Business continuity planning is an integral part of any crisis management and recovery strategy. A continuity plan denotes how an organization responds to and copes with threats and emergencies. It documents key procedures to ensure that mission-critical processes continue running despite disruption in routine and operations due to a disaster. In other words, a business continuity plan defines business resilience in the face of adversity.

A disaster may come in the form of a cyberattack, natural disaster, human error, insider threat, power blackout, IT failure, or internal management breakdown.

The importance of business continuity

A well-drafted business continuity plan should keep an organization going even when it is severely crippled. A high level of business resilience and tolerance is a vital trait in an erratic business environment. Yet, a majority of entrepreneurs recklessly downplay the importance of putting measures in place to anticipate, mitigate, and recover from disruptions. The shocking reality is that 68 percent of small businesses do not have a disaster management strategy.

Here are 10 reasons why every business — regardless of its size, location, model, and support structure — needs a proactive continuity plan:

  1. Eliminate or at least minimize downtime
  2. Guarantee resources and data availability
  3. Protect business assets
  4. Minimize delays and losses by enhancing business agility
  5. Stay connected to customers and staff
  6. Continue fulfilling the core business objectives
  7. Get ahead of competitors
  8. Safeguard the brand’s reputation
  9. Pave a clear track to full recovery
  10. Have peace of mind and reassurance of uninterrupted business output

The role of cybersecurity in business continuity strategies

There is no denying that information is a vital business asset along with all the digital infrastructures that enable organizations to collect, manipulate, and utilize valuable enterprise data. Unfortunately, this also makes corporate data and IT systems prime targets for cybercriminals. Cybercrime is the fastest-growing form of criminal activity today, and also the most devastating threat to businesses across the globe.

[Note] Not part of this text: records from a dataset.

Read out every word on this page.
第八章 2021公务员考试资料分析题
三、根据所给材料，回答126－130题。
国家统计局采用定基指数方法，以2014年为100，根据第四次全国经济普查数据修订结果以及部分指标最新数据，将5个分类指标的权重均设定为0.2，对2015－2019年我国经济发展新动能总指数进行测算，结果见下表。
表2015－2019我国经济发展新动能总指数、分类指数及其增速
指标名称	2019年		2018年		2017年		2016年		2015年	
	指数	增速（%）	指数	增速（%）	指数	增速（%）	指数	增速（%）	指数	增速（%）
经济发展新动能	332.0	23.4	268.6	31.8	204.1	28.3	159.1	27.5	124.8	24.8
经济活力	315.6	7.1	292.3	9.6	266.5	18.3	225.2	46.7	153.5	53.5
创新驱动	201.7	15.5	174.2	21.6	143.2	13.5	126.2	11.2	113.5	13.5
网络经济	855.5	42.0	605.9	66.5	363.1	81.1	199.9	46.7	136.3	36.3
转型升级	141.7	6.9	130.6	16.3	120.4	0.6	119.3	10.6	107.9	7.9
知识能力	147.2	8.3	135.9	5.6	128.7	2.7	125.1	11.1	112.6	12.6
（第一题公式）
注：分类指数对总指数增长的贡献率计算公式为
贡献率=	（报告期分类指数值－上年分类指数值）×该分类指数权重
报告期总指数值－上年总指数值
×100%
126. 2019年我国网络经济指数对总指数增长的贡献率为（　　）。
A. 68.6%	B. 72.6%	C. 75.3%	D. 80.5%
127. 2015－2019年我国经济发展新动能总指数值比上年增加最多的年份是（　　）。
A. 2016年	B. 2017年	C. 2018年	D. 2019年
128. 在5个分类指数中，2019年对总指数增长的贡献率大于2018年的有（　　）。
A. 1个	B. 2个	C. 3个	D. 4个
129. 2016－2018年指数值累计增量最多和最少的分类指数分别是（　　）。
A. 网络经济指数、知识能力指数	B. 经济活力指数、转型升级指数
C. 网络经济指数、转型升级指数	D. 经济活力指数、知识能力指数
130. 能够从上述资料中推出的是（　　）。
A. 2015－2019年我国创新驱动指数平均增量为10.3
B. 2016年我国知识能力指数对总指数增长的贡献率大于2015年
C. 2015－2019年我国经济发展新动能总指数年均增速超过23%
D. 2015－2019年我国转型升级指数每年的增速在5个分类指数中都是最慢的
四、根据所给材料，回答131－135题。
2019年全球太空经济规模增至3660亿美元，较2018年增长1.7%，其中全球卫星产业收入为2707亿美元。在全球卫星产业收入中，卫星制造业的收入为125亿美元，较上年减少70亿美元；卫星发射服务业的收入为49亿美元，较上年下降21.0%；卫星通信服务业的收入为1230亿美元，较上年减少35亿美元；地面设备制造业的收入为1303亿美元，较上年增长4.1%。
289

Business continuity management and cybersecurity are intertwined and codependent. Protecting business data and IT systems play a crucial role in developing business resilience against a multitude of harmful threats.

Cybersecurity strategies focus on preventing and responding to both internal and external threats to data and IT infrastructure by analyzing and minimizing risks. Comprehensive risk management also prepares the organization for the worst-case scenario following a successful attack by invoking contingencies and prompt recovery measures.

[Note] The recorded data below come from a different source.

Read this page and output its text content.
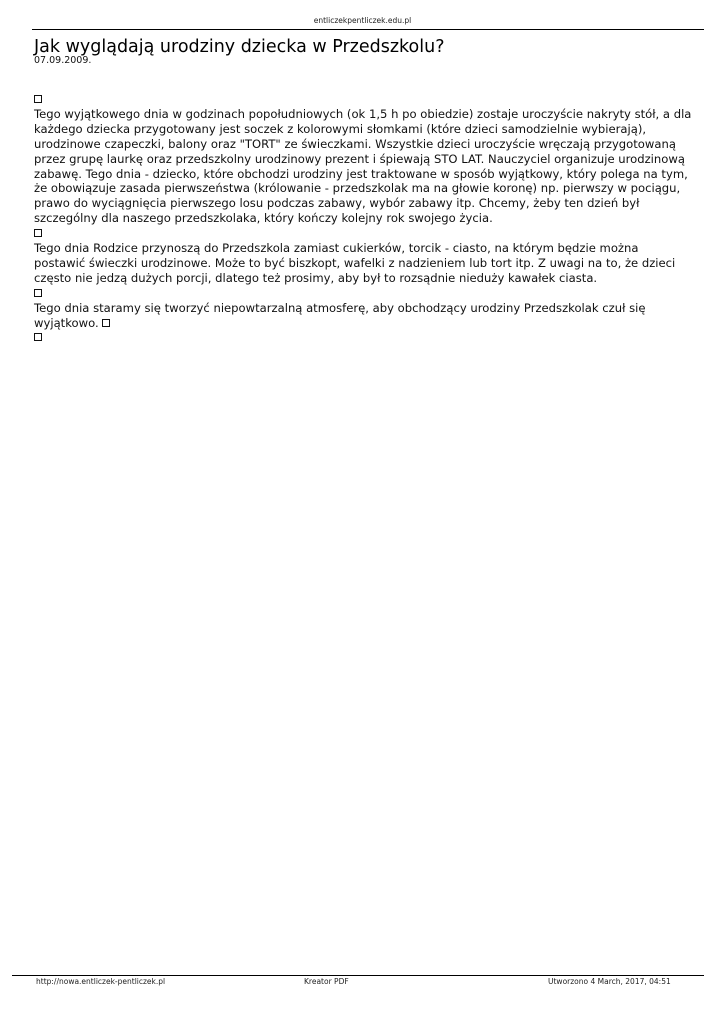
entliczekpentliczek.edu.pl
Jak wyglądają urodziny dziecka w Przedszkolu?
07.09.2009.

Tego wyjątkowego dnia w godzinach popołudniowych (ok 1,5 h po obiedzie) zostaje uroczyście nakryty stół, a dla każdego dziecka przygotowany jest soczek z kolorowymi słomkami (które dzieci samodzielnie wybierają), urodzinowe czapeczki, balony oraz "TORT" ze świeczkami. Wszystkie dzieci uroczyście wręczają przygotowaną przez grupę laurkę oraz przedszkolny urodzinowy prezent i śpiewają STO LAT. Nauczyciel organizuje urodzinową zabawę. Tego dnia - dziecko, które obchodzi urodziny jest traktowane w sposób wyjątkowy, który polega na tym, że obowiązuje zasada pierwszeństwa (królowanie - przedszkolak ma na głowie koronę) np. pierwszy w pociągu, prawo do wyciągnięcia pierwszego losu podczas zabawy, wybór zabawy itp. Chcemy, żeby ten dzień był szczególny dla naszego przedszkolaka, który kończy kolejny rok swojego życia.

Tego dnia Rodzice przynoszą do Przedszkola zamiast cukierków, torcik - ciasto, na którym będzie można postawić świeczki urodzinowe. Może to być biszkopt, wafelki z nadzieniem lub tort itp. Z uwagi na to, że dzieci często nie jedzą dużych porcji, dlatego też prosimy, aby był to rozsądnie nieduży kawałek ciasta.

Tego dnia staramy się tworzyć niepowtarzalną atmosferę, aby obchodzący urodziny Przedszkolak czuł się wyjątkowo.

http://nowa.entliczek-pentliczek.pl	Kreator PDF	Utworzono 4 March, 2017, 04:51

While BCP is mostly concerned with business-critical operations such as revenue generation, cybersecurity ensures that the technical tools empowering those processes are readily available at all times. Generally, both recovery strategies overlap each other, and in some cases, it is right to say that cybersecurity is a major facet of the larger continuity plan.

Aligning cybersecurity with business continuity

There are many benefits to integrating IT security response with the existing business continuity protocols, instead of having the two as separate disaster response mechanisms. Merging both models results in a more holistic and effective business resilience structure. It also prevents the execution of redundant or contradictive response procedures, improving coordination efficiency, and speed during a high-stakes crisis.

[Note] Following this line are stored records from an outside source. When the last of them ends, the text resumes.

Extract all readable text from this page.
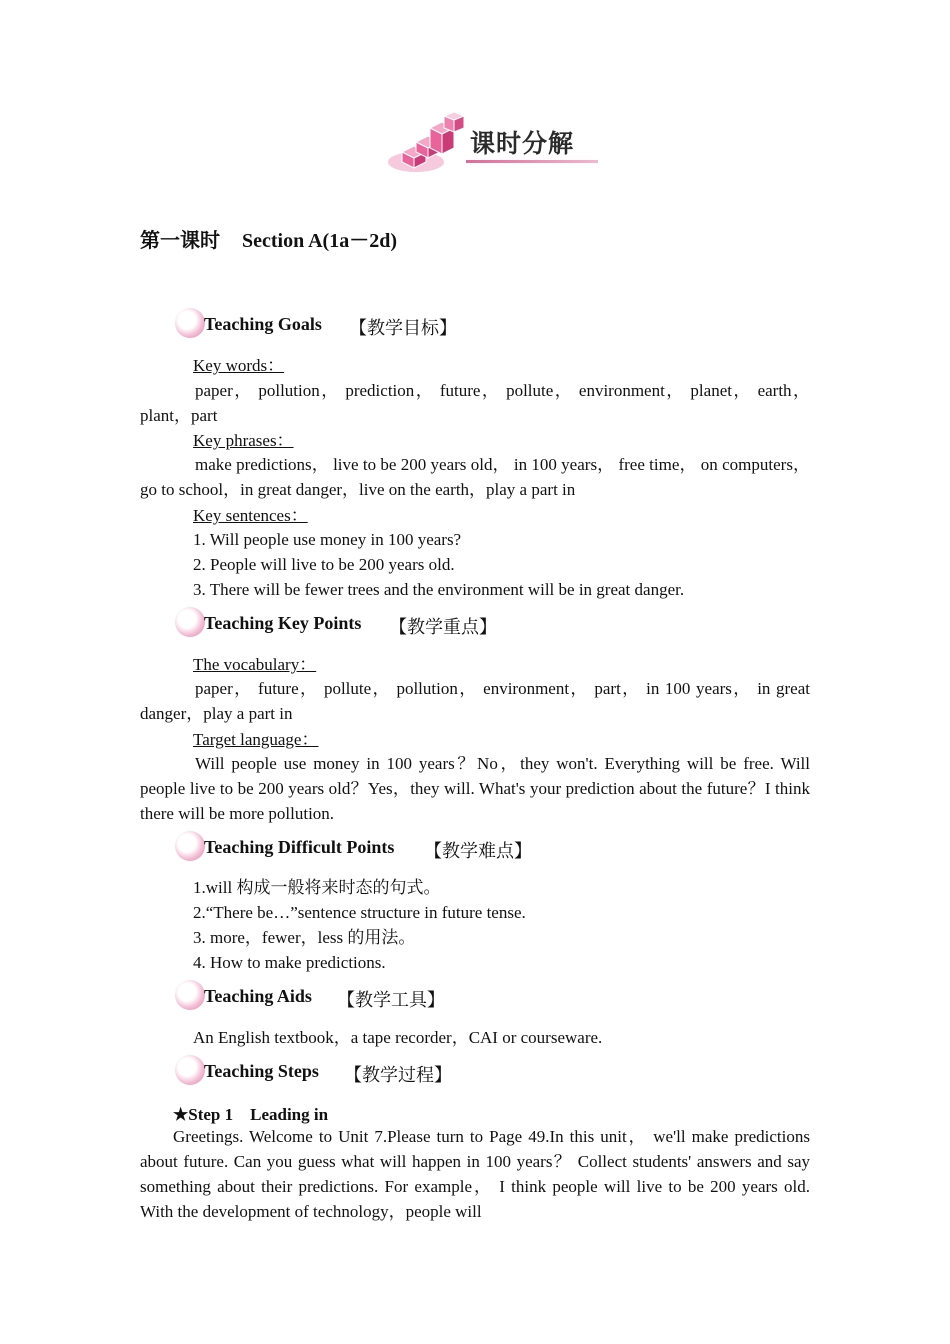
课时分解
第一课时 Section A(1a－2d)
Teaching Goals 【教学目标】
Key words：
paper， pollution， prediction， future， pollute， environment， planet， earth，plant，part
Key phrases：
make predictions， live to be 200 years old， in 100 years， free time， on computers，go to school，in great danger，live on the earth，play a part in
Key sentences：
1. Will people use money in 100 years?
2. People will live to be 200 years old.
3. There will be fewer trees and the environment will be in great danger.
Teaching Key Points 【教学重点】
The vocabulary：
paper， future， pollute， pollution， environment， part， in 100 years， in great danger，play a part in
Target language：
Will people use money in 100 years？No，they won't. Everything will be free. Will people live to be 200 years old？Yes，they will. What's your prediction about the future？I think there will be more pollution.
Teaching Difficult Points 【教学难点】
1.will 构成一般将来时态的句式。
2.“There be…”sentence structure in future tense.
3. more，fewer，less 的用法。
4. How to make predictions.
Teaching Aids 【教学工具】
An English textbook，a tape recorder，CAI or courseware.
Teaching Steps 【教学过程】
★Step 1　Leading in
Greetings. Welcome to Unit 7.Please turn to Page 49.In this unit， we'll make predictions about future. Can you guess what will happen in 100 years？ Collect students' answers and say something about their predictions. For example， I think people will live to be 200 years old. With the development of technology，people will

Disaster recovery is one of the main pillars of cybersecurity. By utilizing quick restoration measures and redundancies such as data and system backups, the business can revert to acceptable IT performance without missing a beat. And by following continuity guidelines, order, leadership, collaboration, and communications can be restored with the reestablished IT infrastructure. This is only one example of a scenario demonstrating that cybersecurity and business continuity are two sides of the same coin.

Business continuity and cybersecurity strategies are all about anticipating and managing risks to mold business resilience that genuinely holds up in crises. Separating the two or pushing for one response model over the other results in weak continuity cohesion.